Automatic Enrollment in Employer Retirement Plan
If you have more than 10 employees, starting 1/1/2025 you are required to have an Automatic Enrollment Retirement Plan in place for your employees to save for the future.
1. Decide which plan is best for you, your business and your employees. You can compare plans at www.irs.gov/retirement.
2. Adopt a written plan document for how the plan operates. The plan must provide benefits for rank-and-file employees, not just business owners and managers (nondiscrimination rules).
3. Establish a trust for the plan’s assets to ensure they are used solely to benefit the plan participants.
4. Develop a system to track contributions, earnings and losses, plan investments, expenses and benefits.
5. Provide notices to employees with information about plan benefits and features.
Types of Automatic Enrollment
1. Basic Automatic Enrollment (Automatic Contribution Arrangement or ACA):
a. Employees are automatically enrolled in the plan unless they elect otherwise.
b. Plan document specifies the % of wages that will be automatically deducted from each paycheck.
c. Employees can elect not to contribute or to contribute a different % of pay.
2. Eligible Automatic Contribution Arrangement (EACA):
a. Uniformly applies the plan’s default deferral % to all employees after giving them the required notice.
b.

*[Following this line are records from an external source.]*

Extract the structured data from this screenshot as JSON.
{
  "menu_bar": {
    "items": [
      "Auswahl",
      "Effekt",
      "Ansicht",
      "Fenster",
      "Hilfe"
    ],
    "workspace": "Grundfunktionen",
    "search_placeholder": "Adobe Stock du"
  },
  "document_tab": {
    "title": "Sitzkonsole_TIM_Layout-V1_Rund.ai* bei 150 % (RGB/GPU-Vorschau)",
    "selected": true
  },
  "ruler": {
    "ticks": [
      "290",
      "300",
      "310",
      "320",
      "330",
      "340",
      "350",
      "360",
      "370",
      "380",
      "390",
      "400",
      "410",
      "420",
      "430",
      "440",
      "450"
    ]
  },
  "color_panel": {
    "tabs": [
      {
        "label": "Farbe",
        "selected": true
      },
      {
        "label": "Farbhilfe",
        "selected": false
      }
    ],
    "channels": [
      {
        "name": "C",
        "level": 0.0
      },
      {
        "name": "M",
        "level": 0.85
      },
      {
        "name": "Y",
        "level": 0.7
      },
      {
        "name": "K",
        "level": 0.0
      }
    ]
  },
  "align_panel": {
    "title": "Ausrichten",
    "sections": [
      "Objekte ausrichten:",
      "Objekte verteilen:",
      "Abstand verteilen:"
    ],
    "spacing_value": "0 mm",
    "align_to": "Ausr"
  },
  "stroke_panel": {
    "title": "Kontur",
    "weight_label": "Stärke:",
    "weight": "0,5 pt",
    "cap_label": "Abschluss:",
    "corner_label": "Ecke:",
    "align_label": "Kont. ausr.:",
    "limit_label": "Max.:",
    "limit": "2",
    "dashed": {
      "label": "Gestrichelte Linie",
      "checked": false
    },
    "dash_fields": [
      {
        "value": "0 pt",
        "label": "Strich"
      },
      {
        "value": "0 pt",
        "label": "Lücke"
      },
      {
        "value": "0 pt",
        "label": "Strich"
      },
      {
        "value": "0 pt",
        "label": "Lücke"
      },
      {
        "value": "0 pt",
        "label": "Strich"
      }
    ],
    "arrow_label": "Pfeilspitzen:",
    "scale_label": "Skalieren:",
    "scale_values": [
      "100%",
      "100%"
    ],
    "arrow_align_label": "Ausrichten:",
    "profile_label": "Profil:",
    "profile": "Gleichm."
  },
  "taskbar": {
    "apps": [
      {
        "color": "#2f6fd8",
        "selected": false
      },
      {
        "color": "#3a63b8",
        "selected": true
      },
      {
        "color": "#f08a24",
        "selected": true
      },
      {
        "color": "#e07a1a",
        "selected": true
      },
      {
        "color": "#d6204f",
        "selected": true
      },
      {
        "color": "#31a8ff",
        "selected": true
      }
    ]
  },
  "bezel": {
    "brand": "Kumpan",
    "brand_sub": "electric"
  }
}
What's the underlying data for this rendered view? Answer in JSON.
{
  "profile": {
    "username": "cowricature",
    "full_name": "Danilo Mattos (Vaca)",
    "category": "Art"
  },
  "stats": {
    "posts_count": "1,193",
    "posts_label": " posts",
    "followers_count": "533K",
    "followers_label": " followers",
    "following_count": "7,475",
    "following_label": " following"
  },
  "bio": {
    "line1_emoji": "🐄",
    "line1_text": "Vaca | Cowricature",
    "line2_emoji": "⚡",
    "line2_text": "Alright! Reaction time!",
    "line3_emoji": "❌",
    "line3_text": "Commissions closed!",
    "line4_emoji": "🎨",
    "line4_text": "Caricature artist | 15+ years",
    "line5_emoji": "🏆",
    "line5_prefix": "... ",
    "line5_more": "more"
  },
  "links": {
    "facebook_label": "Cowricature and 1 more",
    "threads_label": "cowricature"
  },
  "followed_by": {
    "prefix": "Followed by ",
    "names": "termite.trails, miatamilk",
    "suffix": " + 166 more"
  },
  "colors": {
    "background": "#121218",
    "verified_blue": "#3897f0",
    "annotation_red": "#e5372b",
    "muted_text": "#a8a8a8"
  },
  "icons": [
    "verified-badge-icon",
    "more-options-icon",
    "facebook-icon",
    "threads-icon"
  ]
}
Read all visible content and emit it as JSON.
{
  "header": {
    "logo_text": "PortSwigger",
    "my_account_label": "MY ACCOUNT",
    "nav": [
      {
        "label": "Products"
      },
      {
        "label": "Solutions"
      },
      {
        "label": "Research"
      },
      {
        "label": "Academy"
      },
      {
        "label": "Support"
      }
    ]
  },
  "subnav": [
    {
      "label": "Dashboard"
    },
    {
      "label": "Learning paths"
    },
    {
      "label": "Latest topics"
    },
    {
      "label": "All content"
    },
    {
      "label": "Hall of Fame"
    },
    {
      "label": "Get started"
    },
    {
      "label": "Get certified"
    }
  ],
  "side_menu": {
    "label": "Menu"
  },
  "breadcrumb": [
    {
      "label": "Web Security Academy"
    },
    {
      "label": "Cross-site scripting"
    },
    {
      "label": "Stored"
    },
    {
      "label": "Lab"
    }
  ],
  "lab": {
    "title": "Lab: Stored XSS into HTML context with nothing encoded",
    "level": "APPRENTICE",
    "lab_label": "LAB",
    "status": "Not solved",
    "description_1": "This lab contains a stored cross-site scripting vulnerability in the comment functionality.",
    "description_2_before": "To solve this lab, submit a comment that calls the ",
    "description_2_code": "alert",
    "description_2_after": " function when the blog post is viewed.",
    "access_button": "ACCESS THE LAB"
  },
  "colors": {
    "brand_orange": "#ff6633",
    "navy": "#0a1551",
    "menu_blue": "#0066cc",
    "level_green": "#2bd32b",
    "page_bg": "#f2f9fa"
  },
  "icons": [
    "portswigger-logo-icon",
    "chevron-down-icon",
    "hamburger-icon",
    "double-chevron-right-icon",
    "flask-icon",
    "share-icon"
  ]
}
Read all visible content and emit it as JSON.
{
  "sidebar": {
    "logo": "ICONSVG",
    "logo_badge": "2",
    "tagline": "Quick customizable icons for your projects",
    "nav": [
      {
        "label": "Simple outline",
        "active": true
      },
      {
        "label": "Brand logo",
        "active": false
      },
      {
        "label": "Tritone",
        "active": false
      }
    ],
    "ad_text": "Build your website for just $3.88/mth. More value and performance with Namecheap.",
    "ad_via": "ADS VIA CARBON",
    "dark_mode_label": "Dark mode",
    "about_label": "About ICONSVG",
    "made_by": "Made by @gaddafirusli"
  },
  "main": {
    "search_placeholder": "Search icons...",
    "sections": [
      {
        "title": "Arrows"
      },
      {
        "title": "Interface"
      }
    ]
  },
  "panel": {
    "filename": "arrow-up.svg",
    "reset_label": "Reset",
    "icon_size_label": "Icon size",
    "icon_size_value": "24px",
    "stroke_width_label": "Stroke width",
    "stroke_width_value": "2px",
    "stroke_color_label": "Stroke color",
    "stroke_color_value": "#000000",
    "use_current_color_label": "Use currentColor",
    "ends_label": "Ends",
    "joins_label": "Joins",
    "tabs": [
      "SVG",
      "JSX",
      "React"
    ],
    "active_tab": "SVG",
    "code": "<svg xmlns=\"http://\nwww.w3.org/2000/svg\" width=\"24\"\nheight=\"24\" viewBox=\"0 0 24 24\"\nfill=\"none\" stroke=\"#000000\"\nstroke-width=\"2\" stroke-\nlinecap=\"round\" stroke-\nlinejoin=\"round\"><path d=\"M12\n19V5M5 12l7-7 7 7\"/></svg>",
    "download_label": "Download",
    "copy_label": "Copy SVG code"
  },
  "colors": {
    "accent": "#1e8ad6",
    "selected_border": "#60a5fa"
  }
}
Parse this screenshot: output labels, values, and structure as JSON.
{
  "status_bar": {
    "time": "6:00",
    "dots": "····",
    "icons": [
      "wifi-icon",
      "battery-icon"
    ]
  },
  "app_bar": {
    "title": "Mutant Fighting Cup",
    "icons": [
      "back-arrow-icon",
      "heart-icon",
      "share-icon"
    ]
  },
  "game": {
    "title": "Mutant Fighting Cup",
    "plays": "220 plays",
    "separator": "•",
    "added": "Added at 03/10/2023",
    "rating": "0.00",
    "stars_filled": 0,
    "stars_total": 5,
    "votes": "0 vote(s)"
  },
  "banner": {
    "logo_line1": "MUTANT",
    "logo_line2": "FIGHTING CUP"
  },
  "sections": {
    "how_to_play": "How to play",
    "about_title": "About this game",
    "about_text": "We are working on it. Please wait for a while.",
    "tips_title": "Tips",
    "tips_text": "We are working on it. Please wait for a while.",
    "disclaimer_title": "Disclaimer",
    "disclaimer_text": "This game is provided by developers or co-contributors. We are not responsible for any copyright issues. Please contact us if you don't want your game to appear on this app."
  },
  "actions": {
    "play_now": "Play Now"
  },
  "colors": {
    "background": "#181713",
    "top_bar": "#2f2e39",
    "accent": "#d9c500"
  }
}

May allow employees to withdraw automatic contributions, including earnings, within 90 days of the first automatic contribution.
3. Qualified Automatic Contribution Arrangement (QACA):
a. Uniformly applies the plan’s default deferral % to all employees after giving them the required notice.
b. Meets additional requirements, such as a fixed schedule of automatic employee contributions, employer contributions, a special vesting schedule, and specific notice requirements.
c. Default deferral % starts at 3% and gradually increases to 6% with each year that the employee participates. The default % cannot exceed 10% of compensation in any year.
d. Required employer contributions. Pick either:
e. 100% matching contribution of employee contributions that are up to 1% of compensation, plus a 50% match for all elective deferrals between 1% and 6% of compensation; or
4. A non-elective contribution of 3% of compensation to all participants, including those who chose not to make any elective deferrals.
a. Employee contributions are immediately 100% vested. Employer contributions are vested according to the plan’s vesting schedule and must be 100% vested by the time an employee has completed 2 years of service.
b. Plan may not distribute any of the required employer contributions due to an employee’s financial hardship.
Default Investments if Employee Does Not Make and Election
Employers must choose an investment for employees’ automatically deducted salary deferral contributions. You can limit your liability for plan investment losses by choosing default investments for deferrals that meet certain criteria for transferability and safety, such as a life-cycle fund or balanced funds.